Relatedly, one possible explanation for why the Untrained model does so well is that all the models may be effectively undertrained. For example, while there are no training curves in the paper, it seems from the spacing of the checkpoint game scores (x-axis on Figure 3c) that the RL model may not have converged yet (it would be helpful if those were somehow colored by training epoch). Showing training curves would be helpful (i.e., something similar to Figure 3a, except with performance on the y-axis).

Additionally, it would be great to provide more details regarding the PPO training protocol. How many episodes? How many steps per episode? How many steps for all of the training? Similarly, for the imitation learning model: batch size, number of epochs, optimizer, scheduler, etc.

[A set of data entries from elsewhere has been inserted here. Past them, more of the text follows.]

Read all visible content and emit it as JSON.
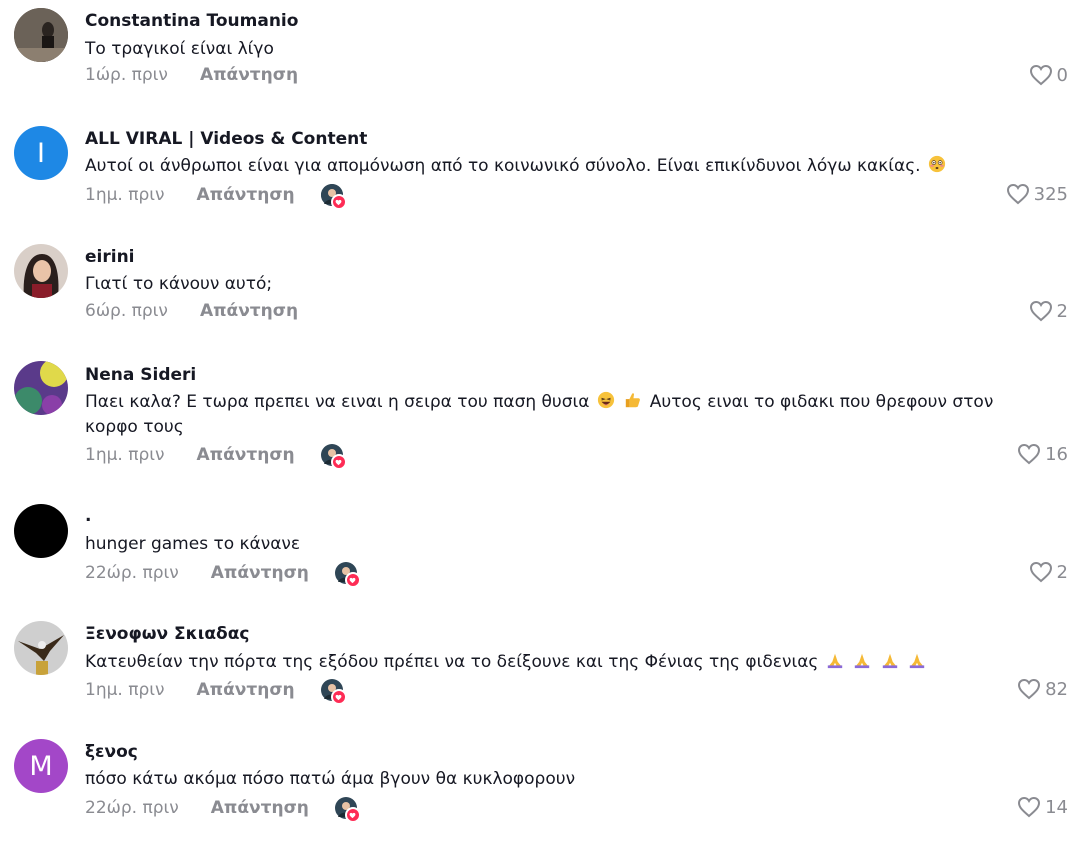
{
  "reply_label": "Απάντηση",
  "comments": [
    {
      "user": "Constantina Toumanio",
      "text": "Το τραγικοί είναι λίγο",
      "time": "1ώρ. πριν",
      "likes": "0",
      "creator_liked": false,
      "avatar_letter": ""
    },
    {
      "user": "ALL VIRAL | Videos & Content",
      "text": "Αυτοί οι άνθρωποι είναι για απομόνωση από το κοινωνικό σύνολο. Είναι επικίνδυνοι λόγω κακίας.",
      "time": "1ημ. πριν",
      "likes": "325",
      "creator_liked": true,
      "avatar_letter": "I"
    },
    {
      "user": "eirini",
      "text": "Γιατί το κάνουν αυτό;",
      "time": "6ώρ. πριν",
      "likes": "2",
      "creator_liked": false,
      "avatar_letter": ""
    },
    {
      "user": "Nena Sideri",
      "text_a": "Παει καλα? Ε τωρα πρεπει να ειναι η σειρα του παση θυσια",
      "text_b": "Αυτος ειναι το φιδακι που θρεφουν στον",
      "text_c": "κορφο τους",
      "time": "1ημ. πριν",
      "likes": "16",
      "creator_liked": true,
      "avatar_letter": ""
    },
    {
      "user": ".",
      "text": "hunger games το κάνανε",
      "time": "22ώρ. πριν",
      "likes": "2",
      "creator_liked": true,
      "avatar_letter": ""
    },
    {
      "user": "Ξενοφων Σκιαδας",
      "text": "Κατευθείαν την πόρτα της εξόδου πρέπει να το δείξουνε και της Φένιας της φιδενιας",
      "time": "1ημ. πριν",
      "likes": "82",
      "creator_liked": true,
      "avatar_letter": ""
    },
    {
      "user": "ξενος",
      "text": "πόσο κάτω ακόμα πόσο πατώ άμα βγουν θα κυκλοφορουν",
      "time": "22ώρ. πριν",
      "likes": "14",
      "creator_liked": true,
      "avatar_letter": "M"
    }
  ],
  "colors": {
    "avatar_viral": "#1e88e5",
    "avatar_m": "#a347c8",
    "heart_badge": "#fe2c55",
    "muted": "#8a8b91"
  }
}
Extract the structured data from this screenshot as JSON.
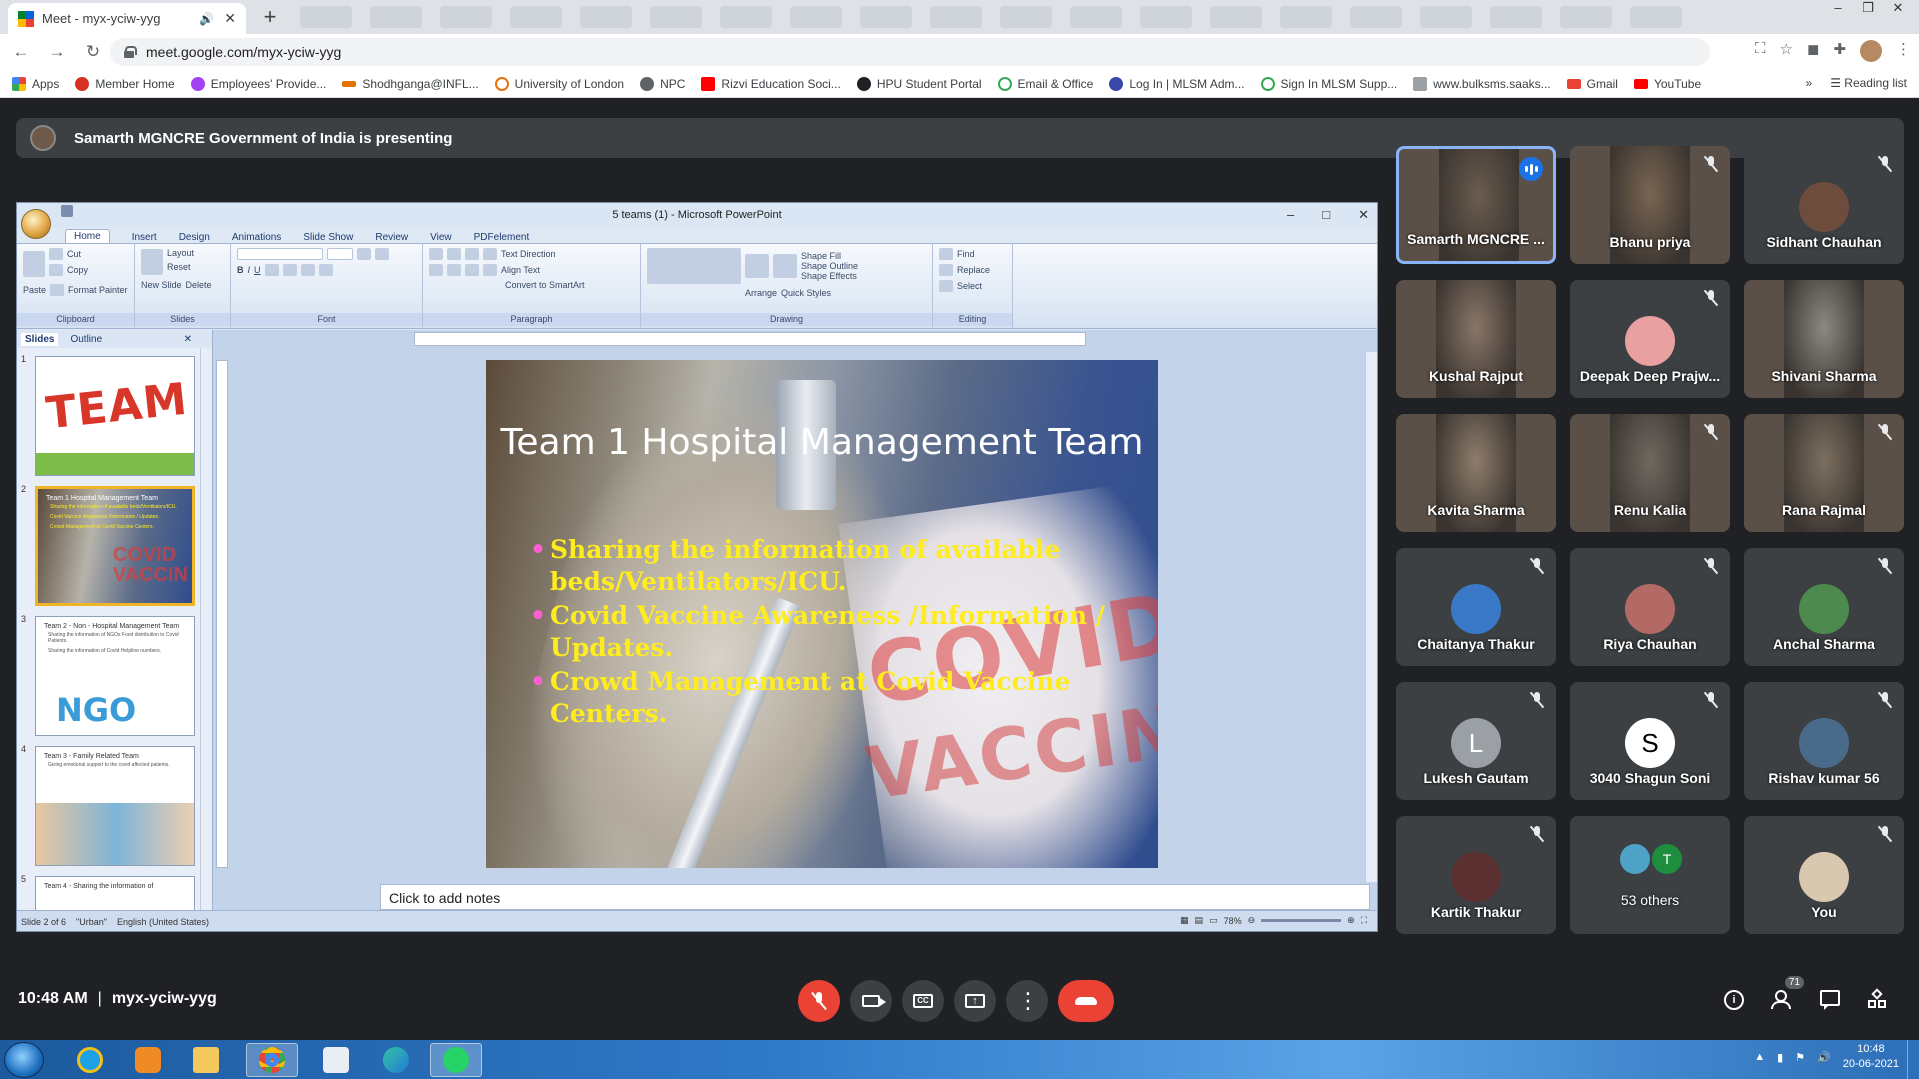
{
  "browser": {
    "tab_title": "Meet - myx-yciw-yyg",
    "url": "meet.google.com/myx-yciw-yyg",
    "bookmarks": [
      {
        "label": "Apps",
        "color": "#4285f4"
      },
      {
        "label": "Member Home",
        "color": "#d93025"
      },
      {
        "label": "Employees' Provide...",
        "color": "#a142f4"
      },
      {
        "label": "Shodhganga@INFL...",
        "color": "#e37400"
      },
      {
        "label": "University of London",
        "color": "#e8710a"
      },
      {
        "label": "NPC",
        "color": "#5f6368"
      },
      {
        "label": "Rizvi Education Soci...",
        "color": "#ff0000"
      },
      {
        "label": "HPU Student Portal",
        "color": "#202124"
      },
      {
        "label": "Email & Office",
        "color": "#34a853"
      },
      {
        "label": "Log In | MLSM Adm...",
        "color": "#3949ab"
      },
      {
        "label": "Sign In MLSM Supp...",
        "color": "#34a853"
      },
      {
        "label": "www.bulksms.saaks...",
        "color": "#9aa0a6"
      },
      {
        "label": "Gmail",
        "color": "#ea4335"
      },
      {
        "label": "YouTube",
        "color": "#ff0000"
      }
    ],
    "bookmarks_more": "»",
    "reading_list": "Reading list"
  },
  "meet": {
    "presenting_text": "Samarth MGNCRE Government of India is presenting",
    "time": "10:48 AM",
    "meeting_code": "myx-yciw-yyg",
    "people_count": "71",
    "participants": [
      {
        "name": "Samarth MGNCRE ...",
        "type": "video",
        "active": true,
        "muted": false,
        "color": "#6b5c4e"
      },
      {
        "name": "Bhanu priya",
        "type": "video",
        "active": false,
        "muted": true,
        "color": "#7a6552"
      },
      {
        "name": "Sidhant Chauhan",
        "type": "avatar",
        "active": false,
        "muted": true,
        "color": "#6d4c3d",
        "initial": ""
      },
      {
        "name": "Kushal Rajput",
        "type": "video",
        "active": false,
        "muted": false,
        "color": "#8a7668"
      },
      {
        "name": "Deepak Deep Prajw...",
        "type": "avatar",
        "active": false,
        "muted": true,
        "color": "#e8a0a0",
        "initial": ""
      },
      {
        "name": "Shivani Sharma",
        "type": "video",
        "active": false,
        "muted": false,
        "color": "#8b8a80"
      },
      {
        "name": "Kavita Sharma",
        "type": "video",
        "active": false,
        "muted": false,
        "color": "#8f7d6b"
      },
      {
        "name": "Renu Kalia",
        "type": "video",
        "active": false,
        "muted": true,
        "color": "#6f6a60"
      },
      {
        "name": "Rana Rajmal",
        "type": "video",
        "active": false,
        "muted": true,
        "color": "#7d7060"
      },
      {
        "name": "Chaitanya Thakur",
        "type": "avatar",
        "active": false,
        "muted": true,
        "color": "#3a79c8",
        "initial": ""
      },
      {
        "name": "Riya Chauhan",
        "type": "avatar",
        "active": false,
        "muted": true,
        "color": "#b46a64",
        "initial": ""
      },
      {
        "name": "Anchal Sharma",
        "type": "avatar",
        "active": false,
        "muted": true,
        "color": "#4d8a4e",
        "initial": ""
      },
      {
        "name": "Lukesh Gautam",
        "type": "avatar",
        "active": false,
        "muted": true,
        "color": "#9aa0a6",
        "initial": "L"
      },
      {
        "name": "3040 Shagun Soni",
        "type": "avatar",
        "active": false,
        "muted": true,
        "color": "#ffffff",
        "initial": "S"
      },
      {
        "name": "Rishav kumar 56",
        "type": "avatar",
        "active": false,
        "muted": true,
        "color": "#4a6a8a",
        "initial": ""
      },
      {
        "name": "Kartik Thakur",
        "type": "avatar",
        "active": false,
        "muted": true,
        "color": "#5a3030",
        "initial": ""
      },
      {
        "name": "53 others",
        "type": "others",
        "active": false,
        "muted": false,
        "color": "#3c4043",
        "initial": "T"
      },
      {
        "name": "You",
        "type": "avatar",
        "active": false,
        "muted": true,
        "color": "#d9c8b0",
        "initial": ""
      }
    ]
  },
  "powerpoint": {
    "window_title": "5 teams (1) - Microsoft PowerPoint",
    "ribbon_tabs": [
      "Home",
      "Insert",
      "Design",
      "Animations",
      "Slide Show",
      "Review",
      "View",
      "PDFelement"
    ],
    "ribbon_groups": {
      "clipboard": {
        "label": "Clipboard",
        "paste": "Paste",
        "cut": "Cut",
        "copy": "Copy",
        "format_painter": "Format Painter"
      },
      "slides": {
        "label": "Slides",
        "new_slide": "New Slide",
        "layout": "Layout",
        "reset": "Reset",
        "delete": "Delete"
      },
      "font": {
        "label": "Font"
      },
      "paragraph": {
        "label": "Paragraph",
        "text_direction": "Text Direction",
        "align_text": "Align Text",
        "convert": "Convert to SmartArt"
      },
      "drawing": {
        "label": "Drawing",
        "arrange": "Arrange",
        "quick_styles": "Quick Styles",
        "shape_fill": "Shape Fill",
        "shape_outline": "Shape Outline",
        "shape_effects": "Shape Effects"
      },
      "editing": {
        "label": "Editing",
        "find": "Find",
        "replace": "Replace",
        "select": "Select"
      }
    },
    "pane_tabs": [
      "Slides",
      "Outline"
    ],
    "thumbnails": [
      {
        "num": "1",
        "title": "TEAM",
        "body": []
      },
      {
        "num": "2",
        "title": "Team 1 Hospital Management Team",
        "body": [
          "Sharing the information of available beds/Ventilators/ICU.",
          "Covid Vaccine Awareness /Information / Updates.",
          "Crowd Management at Covid Vaccine Centers."
        ]
      },
      {
        "num": "3",
        "title": "Team 2 - Non - Hospital Management Team",
        "body": [
          "Sharing the information of NGOs Food distribution to Covid Patients.",
          "Sharing the information of Covid Helpline numbers."
        ],
        "graphic": "NGO"
      },
      {
        "num": "4",
        "title": "Team 3 - Family Related Team",
        "body": [
          "Giving emotional support to the covid affected patients."
        ]
      },
      {
        "num": "5",
        "title": "Team 4 - Sharing the information of",
        "body": []
      }
    ],
    "slide": {
      "title": "Team 1 Hospital Management Team",
      "bullets": [
        "Sharing the information of available beds/Ventilators/ICU.",
        "Covid Vaccine Awareness /Information / Updates.",
        "Crowd Management at Covid Vaccine Centers."
      ],
      "bg_text_1": "COVID",
      "bg_text_2": "VACCIN"
    },
    "notes_placeholder": "Click to add notes",
    "status": {
      "slide": "Slide 2 of 6",
      "theme": "\"Urban\"",
      "language": "English (United States)",
      "zoom": "78%"
    }
  },
  "taskbar": {
    "time": "10:48",
    "date": "20-06-2021"
  }
}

(4) Mysterious poor encoding performance of Untrained and ResNet models on the held-out set

Critically, and related to that, I'm a little confused about the Untrained model results on the held-out set (Figure 5b, top row on the right). Why should those be any different from the test set results with the Untrained model (Figure 2a, right, fourth row from the top)? It makes sense why the other models are worse on the held-out set -- they have never been trained on any frames from those levels. However, the untrained model has not been trained on *any* frames from *any* levels, including the test set and the held-out set.

The same is true for the ResNet model, which is pre-trained on a completely separate data set and yet similarly shows worse performance on the held-out set compared to the test set.

This cannot be explained by the ridge regression, which has no parameters or hyperparameters fitted on either the test set or the held-out set.

The big discrepancy in the untrained model & ResNet results between the test and the held-out set makes think that there is something substantially different about the levels in that held-out set; that they are truly out of distribution compared to the other 20 levels (e.g., maybe they're the last 2 hardest levels and look completely differently? e.g. ResNet proxy in Fig 5c shows worse performance than the mean, which is indicative of an anti-correlation). Alternatively, it may be some issue with the analysis pipeline. The poor generalization results are central to the claims of the paper, so I believe this should be clarified.

(4) Brittleness conclusion rationale

I'm not quite on board with the author's rationale that "[poor model performance on the out-of-distribution levels] demonstrates that the models we tested are limited in scope and may not provide a valid inference of brain-like processing, as human behavior remains robust and generalizable across levels".

For one, unlike the models, humans were actually trained on those levels, so it would not be surprising if they perform just as well on them as on the other levels (but do they? Again, it would be great to see some behavioral data from the humans and the models).

Second, as the authors themselves show, task performance and human-likeness do not really correlate with neural encoding across levels (Fig 4a & b, respectively), so even if model performance remained "robust and generalizable" on the held-out levels, that will not necessarily translate to good neural encoding.

Thirdly, and perhaps most importantly, unless the test set and held-out set were sampled exclusively from the practice phase when the subjects have mastered all the levels (that doesn't seem to be the case, but the authors should clarify), then the humans are continuously learning, which means that their own internal representations of the game are evolving. That's not the case for the models, which I assume are in "inference mode" when their representations are extracted for neural encoding. That is, their weights are frozen. So there's a fundamental mismatch between the mode in which humans are operating (continuously learning and executing) and the mode in which the models are operating (just executing). While this is true for all the levels, it may partially account for the discrepancy in the held-out set specifically.